Right to data portability

The data subject may request the controller to provide him or her with personal data concerning him or her which it has communicated to him or her in a commonly used electronic format if the following conditions are met:

a)      the controller processes the personal data by automated means;

b)      the personal data are processed with the data subject’s consent or in direct connection with the conclusion or performance of a contract between the data subject and the controller.

The data subject may also request the controller to transfer his or her personal data to another controller, provided that the conditions of paragraph 1 are met and that this does not adversely affect the data subject.

Limitation of the treatment

Any person concerned by the collection and processing of personal data has the right to obtain from the controller, at any time and as soon as possible, the restriction of processing where one of the following circumstances exists

a)      the data subject contests the accuracy of the data (in this case, the processing shall be restricted for the time necessary for the controller to verify the accuracy of the data)

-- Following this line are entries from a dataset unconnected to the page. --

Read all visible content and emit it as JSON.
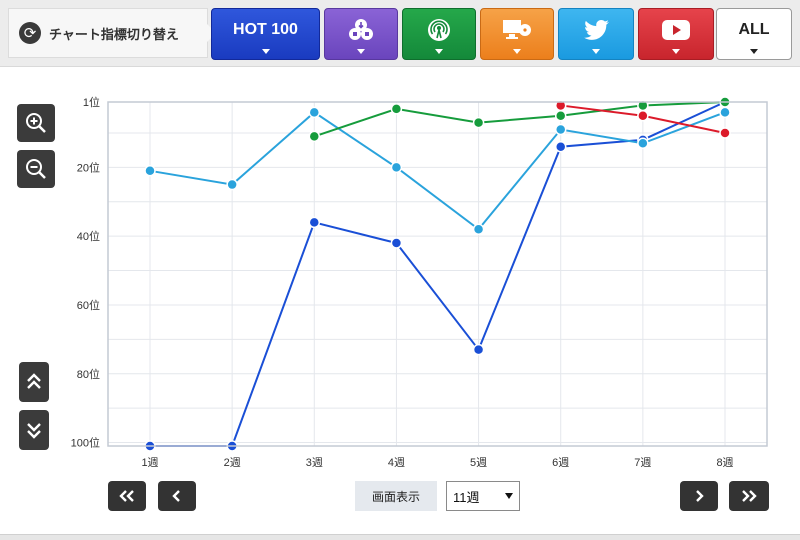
{
  "header": {
    "switch_label": "チャート指標切り替え",
    "hot_label": "HOT 100",
    "all_label": "ALL",
    "buttons": [
      {
        "id": "hot",
        "icon": "hot100-text"
      },
      {
        "id": "download",
        "icon": "download-cloud-icon"
      },
      {
        "id": "radio",
        "icon": "radio-broadcast-icon"
      },
      {
        "id": "pc",
        "icon": "pc-cd-icon"
      },
      {
        "id": "twitter",
        "icon": "twitter-bird-icon"
      },
      {
        "id": "youtube",
        "icon": "youtube-play-icon"
      },
      {
        "id": "all",
        "icon": "all-text"
      }
    ]
  },
  "controls": {
    "display_label": "画面表示",
    "display_value": "11週"
  },
  "chart_data": {
    "type": "line",
    "categories": [
      "1週",
      "2週",
      "3週",
      "4週",
      "5週",
      "6週",
      "7週",
      "8週"
    ],
    "y_ticks": [
      "1位",
      "20位",
      "40位",
      "60位",
      "80位",
      "100位"
    ],
    "y_tick_values": [
      1,
      20,
      40,
      60,
      80,
      100
    ],
    "ylim": [
      1,
      101
    ],
    "y_inverted": true,
    "grid": true,
    "series": [
      {
        "color": "#1a4fd6",
        "values": [
          101,
          101,
          36,
          42,
          73,
          14,
          12,
          1
        ]
      },
      {
        "color": "#2aa3dc",
        "values": [
          21,
          25,
          4,
          20,
          38,
          9,
          13,
          4
        ]
      },
      {
        "color": "#169c3c",
        "values": [
          null,
          null,
          11,
          3,
          7,
          5,
          2,
          1
        ]
      },
      {
        "color": "#dc1a2a",
        "values": [
          null,
          null,
          null,
          null,
          null,
          2,
          5,
          10
        ]
      }
    ]
  }
}
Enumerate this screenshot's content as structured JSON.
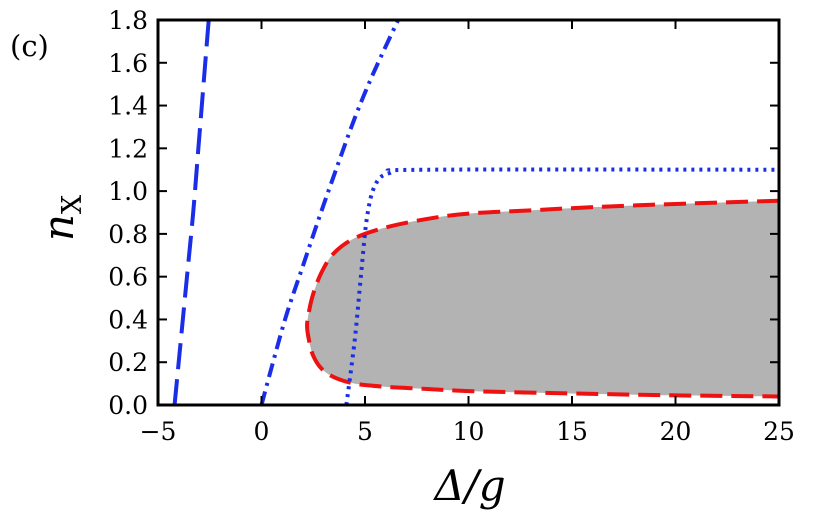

b)      the processing is unlawful and the data subject prefers the restriction of the use of the data rather than their erasure

c)       the controller no longer needs the data for processing purposes, but the data may still be needed by the data subject in the context of legal proceedings

d)      the data subject has exercised his or her right to object to the data being processed

Opposition

The data subject may request the “prohibition of a specific processing of personal data” and the “prohibition of a specific communication of personal data to third parties”. It is limited by any overriding interest (public or private) of the controller.

Right not to be subject to automated individual decisions

There are three rules concerning automated decisions: a duty of information in case of an automated individual decision (on the existence of an exclusively automated individual decision and the logic on which this decision is based) and the possibility for the decision to be reviewed by a human being upon request (Art. 21 nLPD), as well as a specific right of access (Art. 25, para. 2 f nLPD).